- Partner In Charge: architect MNAL, Ola Roald
- Client: Elverum Municipality
- Project Manager School: Mikkel Stagis
- Project Manager Kindergarten: Eli Goldstein
- Project Team: Ona Flindall, Hanne Pettersen, Ida Skogstad, Eystein Pladsen
- City: Elverum
- Country: Norway
Text description provided by the architects. Ydalir school, sports hall, and kindergarten is a new school complex built in the Hedmark region of Norway. This region is especially known for the woodlands and the local timber production. The project is built and clad almost entirely in wood construction (CLT) and was designed and built with ambitious goals for sustainable design and construction. The use of wood as a construction material, as well as cladding and for interior surfaces, was the primary tool for reducing the project's total carbon footprint.
The school is designed and constructed as a central element to a new ZEN district (Zero Emission Neighborhood) in the Elverum municipality. The new district with approx. 1000 homes will be one of the first such ZEN districts built in Norway. Ydalir School, sports hall, and kindergarten will be the central public buildings of the new district and function as catalysts for the neighbourhood and a trigger for the ambitions for the development of the surrounding area.
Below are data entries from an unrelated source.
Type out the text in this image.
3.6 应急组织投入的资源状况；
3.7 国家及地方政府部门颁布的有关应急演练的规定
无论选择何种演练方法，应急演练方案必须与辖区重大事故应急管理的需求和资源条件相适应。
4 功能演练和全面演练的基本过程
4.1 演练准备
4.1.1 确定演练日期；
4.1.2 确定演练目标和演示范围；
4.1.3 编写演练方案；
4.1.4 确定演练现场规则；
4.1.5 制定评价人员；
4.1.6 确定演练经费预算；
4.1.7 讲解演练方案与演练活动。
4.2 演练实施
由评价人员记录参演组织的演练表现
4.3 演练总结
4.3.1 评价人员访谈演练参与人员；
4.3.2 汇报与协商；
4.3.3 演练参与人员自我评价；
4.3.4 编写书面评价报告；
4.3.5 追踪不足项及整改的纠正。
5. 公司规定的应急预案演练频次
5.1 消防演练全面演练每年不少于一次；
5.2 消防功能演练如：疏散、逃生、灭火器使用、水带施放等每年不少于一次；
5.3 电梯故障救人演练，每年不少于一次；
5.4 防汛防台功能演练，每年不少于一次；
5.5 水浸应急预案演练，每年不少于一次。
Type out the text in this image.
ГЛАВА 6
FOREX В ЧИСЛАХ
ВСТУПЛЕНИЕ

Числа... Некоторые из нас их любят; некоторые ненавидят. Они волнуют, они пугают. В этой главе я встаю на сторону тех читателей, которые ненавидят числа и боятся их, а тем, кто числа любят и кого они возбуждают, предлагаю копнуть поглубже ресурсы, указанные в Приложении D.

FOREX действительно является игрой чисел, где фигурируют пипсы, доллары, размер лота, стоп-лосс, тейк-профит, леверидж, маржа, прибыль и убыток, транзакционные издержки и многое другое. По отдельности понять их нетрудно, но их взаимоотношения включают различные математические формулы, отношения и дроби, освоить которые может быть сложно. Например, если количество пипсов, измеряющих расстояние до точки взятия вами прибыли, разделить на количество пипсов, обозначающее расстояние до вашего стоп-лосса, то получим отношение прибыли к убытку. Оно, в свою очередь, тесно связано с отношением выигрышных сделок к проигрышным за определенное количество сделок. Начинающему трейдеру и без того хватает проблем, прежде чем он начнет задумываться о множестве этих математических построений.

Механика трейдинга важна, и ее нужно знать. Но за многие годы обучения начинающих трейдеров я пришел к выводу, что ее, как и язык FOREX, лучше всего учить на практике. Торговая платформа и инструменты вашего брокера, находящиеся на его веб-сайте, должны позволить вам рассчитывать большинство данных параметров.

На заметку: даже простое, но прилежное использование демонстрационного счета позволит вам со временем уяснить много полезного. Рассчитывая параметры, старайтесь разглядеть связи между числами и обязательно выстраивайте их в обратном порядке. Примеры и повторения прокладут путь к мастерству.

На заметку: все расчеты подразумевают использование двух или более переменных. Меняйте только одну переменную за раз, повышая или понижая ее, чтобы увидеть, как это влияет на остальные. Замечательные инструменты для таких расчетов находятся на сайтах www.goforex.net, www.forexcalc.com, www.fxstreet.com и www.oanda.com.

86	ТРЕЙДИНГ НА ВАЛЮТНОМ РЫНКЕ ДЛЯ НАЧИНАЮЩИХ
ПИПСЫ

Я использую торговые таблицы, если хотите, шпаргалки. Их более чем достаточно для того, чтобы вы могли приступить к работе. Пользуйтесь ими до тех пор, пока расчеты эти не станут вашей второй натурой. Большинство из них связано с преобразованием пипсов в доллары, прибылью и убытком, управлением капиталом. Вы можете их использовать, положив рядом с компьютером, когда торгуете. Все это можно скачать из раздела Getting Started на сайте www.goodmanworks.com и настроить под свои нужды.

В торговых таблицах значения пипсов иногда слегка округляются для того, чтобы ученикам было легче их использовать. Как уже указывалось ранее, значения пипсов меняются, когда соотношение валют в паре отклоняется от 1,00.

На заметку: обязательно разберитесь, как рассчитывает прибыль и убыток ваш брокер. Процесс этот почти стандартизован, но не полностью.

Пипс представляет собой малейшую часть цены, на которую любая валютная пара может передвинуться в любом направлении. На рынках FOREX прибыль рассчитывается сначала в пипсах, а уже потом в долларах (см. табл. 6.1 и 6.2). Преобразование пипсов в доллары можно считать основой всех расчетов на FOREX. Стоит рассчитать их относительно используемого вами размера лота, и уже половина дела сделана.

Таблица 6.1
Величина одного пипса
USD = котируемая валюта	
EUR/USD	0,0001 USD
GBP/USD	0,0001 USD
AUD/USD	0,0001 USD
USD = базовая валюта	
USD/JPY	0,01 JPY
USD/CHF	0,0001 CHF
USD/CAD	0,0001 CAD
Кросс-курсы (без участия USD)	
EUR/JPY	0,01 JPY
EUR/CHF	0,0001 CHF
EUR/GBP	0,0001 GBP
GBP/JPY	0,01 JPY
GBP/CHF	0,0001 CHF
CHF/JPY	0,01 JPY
Sustainability, Materials, and Construction. Sustainable construction methods and a low carbon footprint were a leading part of the ambitious requirements for construction in the new ZEN district. The project was awarded NOK 5 million by the Norwegian Environmental Protection Agency for climate change funds.
The school and kindergarten are built primarily in CLT construction and to take advantage of advanced BIM design and up to date modular construction to increase accuracy and shorten construction time. All of the CLT elements were designed digitally and pre-fabricated before being delivered to the construction site. Reducing to a great degree building administration, building site complexity, and hence build time. The project is BREEAM certified as “Very Good” and sustainable design solutions have focused primarily on the extensive use of wood construction. Research in schools shows that using wood allows for better indoor climate compared to many other materials and currently researchers from the NTNU University in Trondheim and the SINTEF research community, are documenting the qualities and consequences of this extensive use of wood for the daily endeavors of children and staff at the Ydalir School.
Social Sustainability. As a group of public buildings with varied programs, Ydalir has become a natural node meeting point for the new area. The school and sports hall generate daytime and nighttime activity, with varied programs suited for both physical and cultural activities. In the school students have access to spaces dedicated to cooking, music, and other social activities. Combined with the sports facilities, both students and the public have access to varied spaces that provide a good opportunity for diverse activities and different types of social gatherings. The aim of these new social spaces is to foster social sustainability in the neighborhood through public accessibility that allows for social interaction and integration.
Design and Construction Process. The project was awarded to the firm Ola Roald Architecture (architects) and Betonmast (constructors) after an invited design competition with both price and qualifications being prioritized. Innovative sustainable design solutions counted as an important requirement in the competition brief.
After the competition win, the design development phase and construction phases of the project were able to be fast-tracked due to close collaboration, combined with a well-structured us of BIM and prefabrication. More time was allotted to the digital design and quality control of the CLT elements, as is often a requirement of prefabrication. Modular design and prefabrication also reduce the complexity of on-site assembly, leading to reduced construction time with fewer contractors on-site and a reduction of overall construction costs.